Her death was reported by the Neptune Society.
Dillon is celebrated for her role as Jillian Guiler in Steven Speilberg’s “Close Encounters of the Third Kind” (1977), for which she earned an Oscar nomination for supporting actress. She received a second supporting actress nomination in 1982 for her role as Teresa in Sydney Pollack’s “Absence of Malice” (1981). In 1977, she received a Golden Globe nomination for acting debut in a motion picture for Hal Ashby’s “Bound for Glory” (1976).
In a statement, Spielberg praised Dillon, saying, “Melinda was generous of spirit and lent such kindness to the character she played in ‘Close Encounters of the Third Kind’… We will all miss her.”
Dillon also played the matriarch of the Parker family in Bob Clark’s holiday classic “A Christmas Story” (1983) and went on to appear in “Harry and the Hendersons” (1987), “Captain America” (1990) and “Nightbreaker” (1989).

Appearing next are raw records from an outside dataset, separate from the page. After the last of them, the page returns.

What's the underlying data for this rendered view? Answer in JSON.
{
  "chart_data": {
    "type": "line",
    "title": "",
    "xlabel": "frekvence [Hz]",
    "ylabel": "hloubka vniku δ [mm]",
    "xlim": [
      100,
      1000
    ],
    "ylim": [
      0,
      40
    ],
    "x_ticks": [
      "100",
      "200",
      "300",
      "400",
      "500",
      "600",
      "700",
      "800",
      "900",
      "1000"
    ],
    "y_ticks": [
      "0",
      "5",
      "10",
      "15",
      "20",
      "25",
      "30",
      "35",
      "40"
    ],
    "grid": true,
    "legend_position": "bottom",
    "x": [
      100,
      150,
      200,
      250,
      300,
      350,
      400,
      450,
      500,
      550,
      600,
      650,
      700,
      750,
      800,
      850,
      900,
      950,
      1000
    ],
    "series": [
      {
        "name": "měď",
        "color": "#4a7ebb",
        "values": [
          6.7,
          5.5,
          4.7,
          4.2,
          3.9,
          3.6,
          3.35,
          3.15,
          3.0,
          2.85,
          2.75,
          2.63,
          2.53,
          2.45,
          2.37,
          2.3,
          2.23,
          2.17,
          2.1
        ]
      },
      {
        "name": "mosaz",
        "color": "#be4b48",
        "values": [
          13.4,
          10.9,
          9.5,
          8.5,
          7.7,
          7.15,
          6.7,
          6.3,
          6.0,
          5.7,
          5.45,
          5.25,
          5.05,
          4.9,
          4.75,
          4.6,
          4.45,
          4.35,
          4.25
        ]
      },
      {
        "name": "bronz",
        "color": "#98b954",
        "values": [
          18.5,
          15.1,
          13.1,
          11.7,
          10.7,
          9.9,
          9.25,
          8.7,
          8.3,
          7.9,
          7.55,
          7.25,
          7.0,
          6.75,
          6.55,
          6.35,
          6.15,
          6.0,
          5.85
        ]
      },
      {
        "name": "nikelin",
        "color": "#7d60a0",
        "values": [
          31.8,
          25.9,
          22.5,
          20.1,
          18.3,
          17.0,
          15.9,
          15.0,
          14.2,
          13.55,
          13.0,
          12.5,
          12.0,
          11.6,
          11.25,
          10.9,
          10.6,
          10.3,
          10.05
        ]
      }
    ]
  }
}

Her most recent appearances were in “Heartland” in 2007, and before that in Paul Thomas Anderson’s “Magnolia” (1999) as Rose Gator, the wife of a game show host with a terrible secret.

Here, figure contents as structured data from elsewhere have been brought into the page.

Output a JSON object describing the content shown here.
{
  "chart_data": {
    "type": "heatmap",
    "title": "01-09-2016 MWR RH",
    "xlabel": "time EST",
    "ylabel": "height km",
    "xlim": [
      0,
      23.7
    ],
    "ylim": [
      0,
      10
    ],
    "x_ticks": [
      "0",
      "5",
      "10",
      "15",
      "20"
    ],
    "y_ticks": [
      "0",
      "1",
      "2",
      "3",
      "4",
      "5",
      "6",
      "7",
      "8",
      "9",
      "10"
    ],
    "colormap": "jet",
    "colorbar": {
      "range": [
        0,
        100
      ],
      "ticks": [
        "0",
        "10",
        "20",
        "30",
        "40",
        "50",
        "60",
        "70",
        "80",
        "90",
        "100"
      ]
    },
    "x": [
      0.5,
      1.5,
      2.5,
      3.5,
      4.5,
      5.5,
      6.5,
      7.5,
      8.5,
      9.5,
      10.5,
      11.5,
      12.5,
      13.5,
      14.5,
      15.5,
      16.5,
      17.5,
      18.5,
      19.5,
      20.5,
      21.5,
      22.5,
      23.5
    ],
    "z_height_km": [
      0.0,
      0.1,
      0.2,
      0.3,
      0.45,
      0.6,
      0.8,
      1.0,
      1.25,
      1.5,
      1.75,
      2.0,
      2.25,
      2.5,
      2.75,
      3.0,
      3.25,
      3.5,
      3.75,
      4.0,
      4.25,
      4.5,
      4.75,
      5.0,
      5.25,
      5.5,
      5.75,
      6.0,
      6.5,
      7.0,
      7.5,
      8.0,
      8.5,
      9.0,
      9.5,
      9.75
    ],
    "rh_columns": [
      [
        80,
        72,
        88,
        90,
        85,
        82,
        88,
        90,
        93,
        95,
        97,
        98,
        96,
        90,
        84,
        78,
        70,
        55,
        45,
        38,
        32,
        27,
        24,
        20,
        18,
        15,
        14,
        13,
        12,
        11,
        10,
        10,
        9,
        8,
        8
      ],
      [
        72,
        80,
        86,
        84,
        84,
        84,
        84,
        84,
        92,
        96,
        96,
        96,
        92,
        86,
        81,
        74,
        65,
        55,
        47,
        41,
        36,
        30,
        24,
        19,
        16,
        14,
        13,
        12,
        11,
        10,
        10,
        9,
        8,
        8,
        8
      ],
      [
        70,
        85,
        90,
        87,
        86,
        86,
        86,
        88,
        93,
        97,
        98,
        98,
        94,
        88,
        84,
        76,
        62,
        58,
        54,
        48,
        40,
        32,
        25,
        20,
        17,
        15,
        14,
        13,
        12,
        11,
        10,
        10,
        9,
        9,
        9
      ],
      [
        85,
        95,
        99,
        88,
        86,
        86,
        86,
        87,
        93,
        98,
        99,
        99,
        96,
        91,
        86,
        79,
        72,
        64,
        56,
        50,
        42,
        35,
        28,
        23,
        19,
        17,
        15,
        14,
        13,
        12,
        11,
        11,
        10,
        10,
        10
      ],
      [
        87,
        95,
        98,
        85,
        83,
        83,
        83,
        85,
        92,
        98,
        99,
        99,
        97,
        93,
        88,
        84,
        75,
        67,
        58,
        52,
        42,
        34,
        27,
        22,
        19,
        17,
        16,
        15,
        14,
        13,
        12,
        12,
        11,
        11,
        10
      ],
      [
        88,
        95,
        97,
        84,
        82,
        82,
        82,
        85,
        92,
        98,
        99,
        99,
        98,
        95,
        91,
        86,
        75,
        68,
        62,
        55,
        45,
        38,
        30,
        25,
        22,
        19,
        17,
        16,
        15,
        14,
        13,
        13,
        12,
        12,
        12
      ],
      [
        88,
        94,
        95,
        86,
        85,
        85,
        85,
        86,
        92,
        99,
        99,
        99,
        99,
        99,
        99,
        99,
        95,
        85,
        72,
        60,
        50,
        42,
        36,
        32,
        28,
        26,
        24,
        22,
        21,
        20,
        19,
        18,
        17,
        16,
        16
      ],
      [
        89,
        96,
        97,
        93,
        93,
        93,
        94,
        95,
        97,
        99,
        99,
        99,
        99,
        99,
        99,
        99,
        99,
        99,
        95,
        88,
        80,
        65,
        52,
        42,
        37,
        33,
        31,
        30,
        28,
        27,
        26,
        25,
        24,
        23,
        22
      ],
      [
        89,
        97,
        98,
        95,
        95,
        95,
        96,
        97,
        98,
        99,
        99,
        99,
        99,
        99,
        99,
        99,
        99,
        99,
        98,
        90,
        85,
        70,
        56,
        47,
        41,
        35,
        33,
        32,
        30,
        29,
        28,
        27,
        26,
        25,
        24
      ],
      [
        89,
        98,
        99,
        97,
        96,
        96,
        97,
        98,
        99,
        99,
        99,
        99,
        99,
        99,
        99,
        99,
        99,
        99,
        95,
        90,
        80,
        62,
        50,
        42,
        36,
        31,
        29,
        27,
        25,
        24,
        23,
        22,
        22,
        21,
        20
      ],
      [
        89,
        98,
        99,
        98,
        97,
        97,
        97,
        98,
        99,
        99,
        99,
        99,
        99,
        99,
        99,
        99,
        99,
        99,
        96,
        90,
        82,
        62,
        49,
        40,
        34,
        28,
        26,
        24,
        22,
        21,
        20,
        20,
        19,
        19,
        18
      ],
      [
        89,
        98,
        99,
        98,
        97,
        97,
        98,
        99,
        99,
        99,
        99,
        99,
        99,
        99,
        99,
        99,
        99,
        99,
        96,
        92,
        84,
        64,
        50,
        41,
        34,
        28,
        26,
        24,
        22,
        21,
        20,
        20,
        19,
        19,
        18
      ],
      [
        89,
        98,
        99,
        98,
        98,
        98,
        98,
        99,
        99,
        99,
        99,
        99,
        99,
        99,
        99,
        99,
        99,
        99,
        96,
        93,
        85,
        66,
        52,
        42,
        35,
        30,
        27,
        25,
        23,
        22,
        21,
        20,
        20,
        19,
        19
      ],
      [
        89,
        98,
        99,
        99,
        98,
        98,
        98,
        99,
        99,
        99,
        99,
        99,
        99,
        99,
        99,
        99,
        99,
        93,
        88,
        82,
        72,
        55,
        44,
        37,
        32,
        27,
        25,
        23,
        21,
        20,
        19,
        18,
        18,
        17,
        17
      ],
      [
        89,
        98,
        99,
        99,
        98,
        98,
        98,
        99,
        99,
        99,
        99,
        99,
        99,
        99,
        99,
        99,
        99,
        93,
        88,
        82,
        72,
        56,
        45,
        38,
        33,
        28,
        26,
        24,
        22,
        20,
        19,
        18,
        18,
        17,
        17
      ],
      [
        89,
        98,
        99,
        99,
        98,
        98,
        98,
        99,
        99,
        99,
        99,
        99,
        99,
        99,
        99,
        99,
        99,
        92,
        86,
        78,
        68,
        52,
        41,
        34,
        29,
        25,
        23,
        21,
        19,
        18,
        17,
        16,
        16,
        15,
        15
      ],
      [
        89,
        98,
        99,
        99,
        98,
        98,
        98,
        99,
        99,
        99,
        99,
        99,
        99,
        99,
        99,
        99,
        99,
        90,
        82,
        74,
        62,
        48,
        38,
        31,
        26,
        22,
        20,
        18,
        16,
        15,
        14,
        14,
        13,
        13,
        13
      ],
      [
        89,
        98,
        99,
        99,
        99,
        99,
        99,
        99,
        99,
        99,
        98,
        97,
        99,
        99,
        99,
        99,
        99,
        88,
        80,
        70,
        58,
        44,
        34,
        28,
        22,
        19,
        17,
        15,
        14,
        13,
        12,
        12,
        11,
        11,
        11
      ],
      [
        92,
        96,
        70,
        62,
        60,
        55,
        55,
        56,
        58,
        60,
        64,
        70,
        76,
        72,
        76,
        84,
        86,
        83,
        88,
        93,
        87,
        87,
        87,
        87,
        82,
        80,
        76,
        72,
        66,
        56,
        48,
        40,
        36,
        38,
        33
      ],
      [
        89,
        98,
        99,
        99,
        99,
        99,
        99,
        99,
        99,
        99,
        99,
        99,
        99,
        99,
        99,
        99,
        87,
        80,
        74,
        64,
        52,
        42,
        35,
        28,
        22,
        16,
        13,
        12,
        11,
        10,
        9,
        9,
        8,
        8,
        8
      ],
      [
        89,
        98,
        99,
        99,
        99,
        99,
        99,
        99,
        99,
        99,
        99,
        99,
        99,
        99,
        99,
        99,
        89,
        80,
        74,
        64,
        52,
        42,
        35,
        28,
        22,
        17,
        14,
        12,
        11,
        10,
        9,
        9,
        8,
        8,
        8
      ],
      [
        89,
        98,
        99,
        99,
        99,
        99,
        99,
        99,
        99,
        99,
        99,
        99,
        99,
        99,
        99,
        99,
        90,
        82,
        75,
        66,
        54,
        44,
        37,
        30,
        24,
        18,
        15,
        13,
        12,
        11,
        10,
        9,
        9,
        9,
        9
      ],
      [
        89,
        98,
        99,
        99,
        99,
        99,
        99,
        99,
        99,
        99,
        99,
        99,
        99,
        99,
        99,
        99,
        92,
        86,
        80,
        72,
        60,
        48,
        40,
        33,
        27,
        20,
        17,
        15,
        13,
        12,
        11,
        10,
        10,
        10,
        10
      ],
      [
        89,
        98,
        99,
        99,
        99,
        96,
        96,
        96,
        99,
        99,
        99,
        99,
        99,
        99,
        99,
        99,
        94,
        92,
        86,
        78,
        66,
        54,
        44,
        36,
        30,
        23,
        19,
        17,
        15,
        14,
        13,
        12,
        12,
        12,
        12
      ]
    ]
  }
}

Dillon’s career began as a stage actor and improvisational comedian in Chicago’s “The Second City.” In Edward Albee’s 1962 original “Who’s Afraid of Virginia Wolf,” the actor played Honey and received a Tony nomination for featured actress in a play. She also acted in “Paul Sill’s Story Theater” and “You Know I Can’t Hear You When the Water’s Running.”
“The April Fools” in 1969 was her first feature film. On TV, her portfolio includes episodes of “Bonanza,” (1969), “The Twilight Zone” (1985) and “Law & Order: SVU” (2005).
Born Oct. 13, 1939, in Hope, Ark., the actor was raised in Cullman, Ala., and spent four years in Germany before graduating from high school in Chicago. She graduated from the Art Institute of Chicago’s Goodman School of Drama (which is now at DePaul University). Dillon married actor Richard Libertini, and the two divorced in 1978.
Dillon is survived by her son Richard Libertini Jr.